The focus of FM Global in APAC is on the Australia, Hong Kong, Malaysia, New Zealand, Singapore and Thailand markets, according to the commercial property insurer’s new regional head.

“And as we grow we’ll certainly be looking at countries like Korea and Japan,” FM Global’s Asia-Pacific division manager Stefano Tranquillo (pictured) says.

“China’s another interesting one; we are in China in quite a big way from an engineering perspective, but I see this as more of a longer term project for us.

“India is the same, we’re trying to keep track of all the regulatory changes happening there and watching that space in terms of, at least from an insurance perspective, whether the market opens up a little bit.”

Since joining FM Global in 1984 as a loss-prevention engineer, Tranquillo has worked in numerous roles, including engineering, underwriting and management. He has been posted in Brazil, Italy and the UK, and in his most recent role was responsible for the company’s operations in Northern Europe, the Middle East and the English-speaking parts of Africa.

Now based in Singapore after moving to the region earlier this year, the qualified mechanical engineer is keeping busy.

“I’m quite enjoying it, actually,” he says. “Talking to our clients and prospective clients in the region, they are focussed on the same sort of concerns [as elsewhere]. They worry about supply chains, they worry about natural catastrophes, they worry about fires; it’s all the usual issues that are top of mind.

Tranquillo explains that he sees the differences in the “human element side”.

“I think the execution isn’t always at the same level that we see certainly in the US and Western Europe,” he explains.

”But for us that’s quite exciting because that’s an opportunity to help companies improve in those area.”

The extent of natural catastrophe exposures is another point of difference, Tranquillo notes.
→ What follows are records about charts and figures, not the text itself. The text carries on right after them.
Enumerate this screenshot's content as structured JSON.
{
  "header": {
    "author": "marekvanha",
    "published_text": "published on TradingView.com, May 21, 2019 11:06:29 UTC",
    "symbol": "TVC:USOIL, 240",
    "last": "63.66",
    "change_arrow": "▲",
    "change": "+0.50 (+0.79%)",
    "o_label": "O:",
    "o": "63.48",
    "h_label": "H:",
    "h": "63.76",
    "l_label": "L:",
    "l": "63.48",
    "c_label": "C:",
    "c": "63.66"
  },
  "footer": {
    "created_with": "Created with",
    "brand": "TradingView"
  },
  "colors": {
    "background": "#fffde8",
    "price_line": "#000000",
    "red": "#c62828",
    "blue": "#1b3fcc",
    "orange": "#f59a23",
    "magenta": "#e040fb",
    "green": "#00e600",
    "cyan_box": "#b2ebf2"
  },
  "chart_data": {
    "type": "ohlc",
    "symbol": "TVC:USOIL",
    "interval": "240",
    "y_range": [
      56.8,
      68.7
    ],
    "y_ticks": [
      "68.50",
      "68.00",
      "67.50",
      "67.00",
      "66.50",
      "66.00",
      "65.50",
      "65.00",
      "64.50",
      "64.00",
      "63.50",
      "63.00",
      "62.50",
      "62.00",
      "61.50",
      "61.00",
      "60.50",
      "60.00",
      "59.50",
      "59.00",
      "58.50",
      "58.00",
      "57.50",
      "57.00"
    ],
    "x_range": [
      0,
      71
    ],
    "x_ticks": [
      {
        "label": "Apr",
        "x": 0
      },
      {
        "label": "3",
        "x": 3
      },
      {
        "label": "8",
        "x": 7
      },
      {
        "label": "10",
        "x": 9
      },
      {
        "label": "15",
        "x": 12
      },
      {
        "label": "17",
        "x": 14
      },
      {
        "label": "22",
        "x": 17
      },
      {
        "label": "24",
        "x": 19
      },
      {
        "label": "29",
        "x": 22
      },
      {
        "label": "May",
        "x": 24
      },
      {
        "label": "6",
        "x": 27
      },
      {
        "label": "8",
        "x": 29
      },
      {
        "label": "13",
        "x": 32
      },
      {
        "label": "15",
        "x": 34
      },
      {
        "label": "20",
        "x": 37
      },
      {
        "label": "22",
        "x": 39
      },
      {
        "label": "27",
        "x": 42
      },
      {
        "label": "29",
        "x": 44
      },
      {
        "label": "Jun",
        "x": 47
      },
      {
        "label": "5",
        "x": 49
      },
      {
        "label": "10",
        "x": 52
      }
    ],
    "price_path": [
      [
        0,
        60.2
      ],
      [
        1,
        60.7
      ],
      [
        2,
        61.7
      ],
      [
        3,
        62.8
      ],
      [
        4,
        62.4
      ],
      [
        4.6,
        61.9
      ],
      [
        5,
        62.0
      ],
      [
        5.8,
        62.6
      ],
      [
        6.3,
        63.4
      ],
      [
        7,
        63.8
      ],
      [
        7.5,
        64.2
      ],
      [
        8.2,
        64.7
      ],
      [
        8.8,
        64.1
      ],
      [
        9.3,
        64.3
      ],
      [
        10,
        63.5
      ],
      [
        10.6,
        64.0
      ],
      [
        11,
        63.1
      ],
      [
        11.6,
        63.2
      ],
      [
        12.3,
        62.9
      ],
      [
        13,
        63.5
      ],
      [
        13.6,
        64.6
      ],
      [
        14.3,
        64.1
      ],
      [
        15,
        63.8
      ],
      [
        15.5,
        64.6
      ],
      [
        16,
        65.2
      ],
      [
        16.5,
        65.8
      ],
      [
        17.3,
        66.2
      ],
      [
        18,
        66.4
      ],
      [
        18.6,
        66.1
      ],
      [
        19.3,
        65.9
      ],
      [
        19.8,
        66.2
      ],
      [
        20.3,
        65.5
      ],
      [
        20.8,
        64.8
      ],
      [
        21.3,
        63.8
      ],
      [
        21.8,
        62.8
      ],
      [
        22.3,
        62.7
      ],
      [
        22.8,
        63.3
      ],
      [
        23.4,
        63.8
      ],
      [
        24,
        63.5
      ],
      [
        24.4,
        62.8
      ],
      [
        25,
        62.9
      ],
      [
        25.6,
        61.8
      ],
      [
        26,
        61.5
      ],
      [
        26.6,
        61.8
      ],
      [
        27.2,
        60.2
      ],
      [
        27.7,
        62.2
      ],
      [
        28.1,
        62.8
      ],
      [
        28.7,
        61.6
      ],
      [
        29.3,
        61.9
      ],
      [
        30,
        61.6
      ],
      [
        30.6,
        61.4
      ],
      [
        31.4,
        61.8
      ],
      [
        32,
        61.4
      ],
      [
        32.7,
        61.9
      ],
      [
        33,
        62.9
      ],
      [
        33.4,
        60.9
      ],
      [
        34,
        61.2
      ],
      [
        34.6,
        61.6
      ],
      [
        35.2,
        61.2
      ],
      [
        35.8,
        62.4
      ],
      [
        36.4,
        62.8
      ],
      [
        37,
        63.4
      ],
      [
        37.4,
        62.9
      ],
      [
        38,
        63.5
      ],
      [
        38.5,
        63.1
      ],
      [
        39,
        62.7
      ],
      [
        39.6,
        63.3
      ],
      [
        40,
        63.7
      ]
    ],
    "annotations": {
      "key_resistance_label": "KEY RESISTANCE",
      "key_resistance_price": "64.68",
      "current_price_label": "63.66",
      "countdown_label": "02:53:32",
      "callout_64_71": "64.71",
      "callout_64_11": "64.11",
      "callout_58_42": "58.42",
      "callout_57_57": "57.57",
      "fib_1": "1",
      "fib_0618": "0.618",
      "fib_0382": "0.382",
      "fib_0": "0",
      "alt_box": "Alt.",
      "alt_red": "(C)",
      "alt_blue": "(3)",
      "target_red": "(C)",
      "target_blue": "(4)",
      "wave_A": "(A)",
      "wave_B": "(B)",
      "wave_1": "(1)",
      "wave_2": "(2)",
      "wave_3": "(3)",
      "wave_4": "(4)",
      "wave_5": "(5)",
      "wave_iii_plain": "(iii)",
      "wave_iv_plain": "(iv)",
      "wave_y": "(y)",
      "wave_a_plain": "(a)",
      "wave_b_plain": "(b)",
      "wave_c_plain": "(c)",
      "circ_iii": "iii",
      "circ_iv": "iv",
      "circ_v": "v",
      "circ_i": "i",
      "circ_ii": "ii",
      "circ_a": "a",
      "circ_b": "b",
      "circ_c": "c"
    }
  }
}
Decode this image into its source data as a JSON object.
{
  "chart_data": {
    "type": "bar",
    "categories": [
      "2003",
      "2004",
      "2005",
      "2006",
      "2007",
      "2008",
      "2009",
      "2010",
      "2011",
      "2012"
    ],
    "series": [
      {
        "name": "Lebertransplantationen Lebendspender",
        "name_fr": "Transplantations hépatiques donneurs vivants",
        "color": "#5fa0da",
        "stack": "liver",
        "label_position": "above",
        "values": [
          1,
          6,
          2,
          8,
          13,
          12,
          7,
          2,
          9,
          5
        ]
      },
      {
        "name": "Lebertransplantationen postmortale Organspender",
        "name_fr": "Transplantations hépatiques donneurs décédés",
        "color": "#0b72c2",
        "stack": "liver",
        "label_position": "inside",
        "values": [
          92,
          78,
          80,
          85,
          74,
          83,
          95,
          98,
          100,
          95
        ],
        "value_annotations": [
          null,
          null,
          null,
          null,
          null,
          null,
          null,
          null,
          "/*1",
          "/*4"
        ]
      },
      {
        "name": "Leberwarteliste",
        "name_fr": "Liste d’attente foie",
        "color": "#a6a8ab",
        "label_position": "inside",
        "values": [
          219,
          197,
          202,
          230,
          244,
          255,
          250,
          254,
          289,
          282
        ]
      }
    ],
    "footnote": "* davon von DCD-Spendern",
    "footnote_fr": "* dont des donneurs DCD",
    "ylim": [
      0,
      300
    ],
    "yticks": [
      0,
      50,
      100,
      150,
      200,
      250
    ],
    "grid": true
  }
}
“When we think about typhoons, flood and earthquakes, one feels almost helpless against them, but actually there’s a lot of relatively low-cost improvements that can be made in the region that make a real difference,” he says.

“We are doing quite a lot in terms of flood mapping for the region and there’s some exciting stuff coming out of that, and we’re also looking specifically at the higher challenge end of the spectrum in terms of companies – power generation, mining and similarly challenging occupancies.”

Engineering success

What makes FM Global interesting from an operational point of view is its engineering-based approach to underwriting, loss prevention and risk management. The company’s policy is to hire engineers straight out of college or mature engineers who have worked in other companies, and to train them all in loss-prevention engineering.

“A lot of people at FM Global come through the engineering ranks and I was no different to that,” Tranquillo says.

“I started off as a field engineer 30 years ago in Italy and spent time working with clients in Europe and then South America for five years, and then went into the underwriting side; that’s not an unusual career path for our staff.

While most insurance companies would employ “actuaries that would look at losses and price capacity as a function of loss histories and actuarial information”, FM Global turns to engineers.

“We also look at loss history, of course, but our capacity and pricing are driven by the actual risk quality that our risk engineers find on site,” he says.

“The idea is as you improve that risk quality, we can provide more capacity – and we can do it at a more competitive rate.”

Credit where it’s due

Another notable aspect of FM Global’s operations is its status as a mutual insurer.

“As a result of the efforts of our clients to reduce their losses we’re able to contain our loss cost and, as a result of that, when we’re in a situation where our losses are lower than we had planned for then we’re able to share in that result through membership credits,” Tranquillo explains.

“Typically the way that works is that when a membership credit is declared, our policy holders who renew the policy with us for the following year will receive a share in the membership credit, which is a function of their tenure with us and the premium that they pay us.”

Indeed, FM Global’s clients will collectively receive an estimated $465 million in premium reductions when they renew their policies between the end of this month and 29 June, 2015. Almost 2000 clients qualify for the credit.

As Tranquillo explains, following this move, FM Global clients will have benefited from about $2.5 billion in membership credit since the programme was introduced in 2001.

“This is actually our seventh membership credit since 2001, and this is the largest that we’ve done,” he says.

Tranquillo puts this success down to the work of his company’s engineers identifying and quantifying their clients’ exposures, and then, together with their clients, coming up with solutions to help mitigate or eliminate these exposures, all of which results in fewer losses.

“And even the losses that they do have tend to be less severe because they tend to be controlled, and that’s reflected in our combined ratio,” he says.

“In 2013, for instance, our combined ratio was just under 78% and that obviously puts us in a good position to be able to share in that success with our clients.”